Simdly relies on several high-quality Rust crates:

### Main Dependencies

- [`rayon`](https://crates.io/crates/rayon) (`1.10.0`): A data parallelism library for Rust, making it easy to convert sequential computations into parallel ones.

### Development Dependencies

These dependencies are used for development tasks like benchmarking:

- [`criterion`](https://crates.io/crates/criterion) (`0.6.0`): A statistics-driven benchmarking framework.
- [`ndarray`](https://crates.io/crates/ndarray) (`0.16.1`): An N-dimensional array-like (alternative to `Vec<Vec<T>>`) for Rust, essential for numerical computing.

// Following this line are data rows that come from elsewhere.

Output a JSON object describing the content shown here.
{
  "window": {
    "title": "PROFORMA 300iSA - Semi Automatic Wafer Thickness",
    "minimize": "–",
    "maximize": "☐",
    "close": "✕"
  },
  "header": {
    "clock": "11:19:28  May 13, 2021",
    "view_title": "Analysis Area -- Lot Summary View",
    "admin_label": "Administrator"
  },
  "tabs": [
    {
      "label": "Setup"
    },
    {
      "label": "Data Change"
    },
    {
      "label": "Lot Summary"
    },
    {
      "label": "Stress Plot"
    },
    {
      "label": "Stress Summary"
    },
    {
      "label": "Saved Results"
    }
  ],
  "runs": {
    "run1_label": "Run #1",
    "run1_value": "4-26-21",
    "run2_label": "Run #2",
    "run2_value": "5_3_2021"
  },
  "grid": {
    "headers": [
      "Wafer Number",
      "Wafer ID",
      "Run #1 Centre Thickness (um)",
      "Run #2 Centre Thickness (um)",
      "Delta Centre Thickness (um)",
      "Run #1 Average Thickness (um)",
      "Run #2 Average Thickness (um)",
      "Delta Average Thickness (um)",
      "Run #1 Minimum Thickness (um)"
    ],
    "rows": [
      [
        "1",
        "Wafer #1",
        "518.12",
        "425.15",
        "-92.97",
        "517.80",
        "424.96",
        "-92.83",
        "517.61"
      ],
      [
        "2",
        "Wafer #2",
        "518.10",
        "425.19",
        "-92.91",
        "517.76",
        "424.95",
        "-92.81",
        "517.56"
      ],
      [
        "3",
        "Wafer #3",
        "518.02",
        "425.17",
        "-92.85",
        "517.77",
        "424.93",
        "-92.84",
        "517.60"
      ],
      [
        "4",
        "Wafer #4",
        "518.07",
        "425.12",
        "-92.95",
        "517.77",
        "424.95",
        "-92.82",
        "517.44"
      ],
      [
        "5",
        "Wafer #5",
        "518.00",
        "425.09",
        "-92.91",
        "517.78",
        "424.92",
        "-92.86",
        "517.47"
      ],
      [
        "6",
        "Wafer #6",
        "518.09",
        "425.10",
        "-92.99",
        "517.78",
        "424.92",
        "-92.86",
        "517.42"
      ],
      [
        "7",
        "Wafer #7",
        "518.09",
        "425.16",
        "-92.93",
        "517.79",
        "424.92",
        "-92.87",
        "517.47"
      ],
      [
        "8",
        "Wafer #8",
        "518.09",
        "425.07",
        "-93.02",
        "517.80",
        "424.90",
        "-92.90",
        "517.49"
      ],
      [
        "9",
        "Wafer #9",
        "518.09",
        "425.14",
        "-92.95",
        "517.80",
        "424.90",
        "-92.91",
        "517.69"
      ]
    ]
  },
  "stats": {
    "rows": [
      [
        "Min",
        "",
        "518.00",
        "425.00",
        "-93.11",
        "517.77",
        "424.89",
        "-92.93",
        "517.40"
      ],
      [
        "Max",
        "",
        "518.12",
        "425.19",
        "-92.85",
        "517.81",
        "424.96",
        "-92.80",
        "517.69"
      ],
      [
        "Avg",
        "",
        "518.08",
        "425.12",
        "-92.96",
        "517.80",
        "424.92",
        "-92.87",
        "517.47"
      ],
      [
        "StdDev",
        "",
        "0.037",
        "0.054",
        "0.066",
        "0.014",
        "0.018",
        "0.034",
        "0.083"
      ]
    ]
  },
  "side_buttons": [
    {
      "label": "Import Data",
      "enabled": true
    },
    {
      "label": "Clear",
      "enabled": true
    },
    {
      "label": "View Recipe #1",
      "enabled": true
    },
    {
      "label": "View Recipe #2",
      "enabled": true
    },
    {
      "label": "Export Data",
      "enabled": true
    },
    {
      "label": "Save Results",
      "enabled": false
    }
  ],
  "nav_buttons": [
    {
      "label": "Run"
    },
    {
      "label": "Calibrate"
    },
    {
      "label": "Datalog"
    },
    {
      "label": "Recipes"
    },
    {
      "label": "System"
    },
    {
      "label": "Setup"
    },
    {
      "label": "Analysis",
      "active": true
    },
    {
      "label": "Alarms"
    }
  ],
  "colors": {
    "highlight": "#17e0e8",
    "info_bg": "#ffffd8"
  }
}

For a full list of all direct and transitive dependencies, please refer to the `Cargo.lock` file.

## License

This project is licensed under the MIT License.
Copyright (c) 2025 Mahdi Tantaoui.

See the [LICENSE](LICENSE) file for the full license text.

## Contributing

Contributions are welcome! If you'd like to contribute, please feel free to:

1.  **Fork** the repository.
2.  Create a new **branch** for your feature or bug fix (e.g., `feature/my-new-feature` or `fix/issue-tracker-bug`).
3.  Make your changes. Ensure code is well-formatted using `cargo fmt`.
4.  Add or update relevant **tests** or **benchmarks** for your changes.
5.  Write clear and descriptive **commit messages**.
6.  Push your branch to your fork and open a **Pull Request** against the main repository.

Please consider opening an issue first to discuss any significant changes or new features you plan to implement.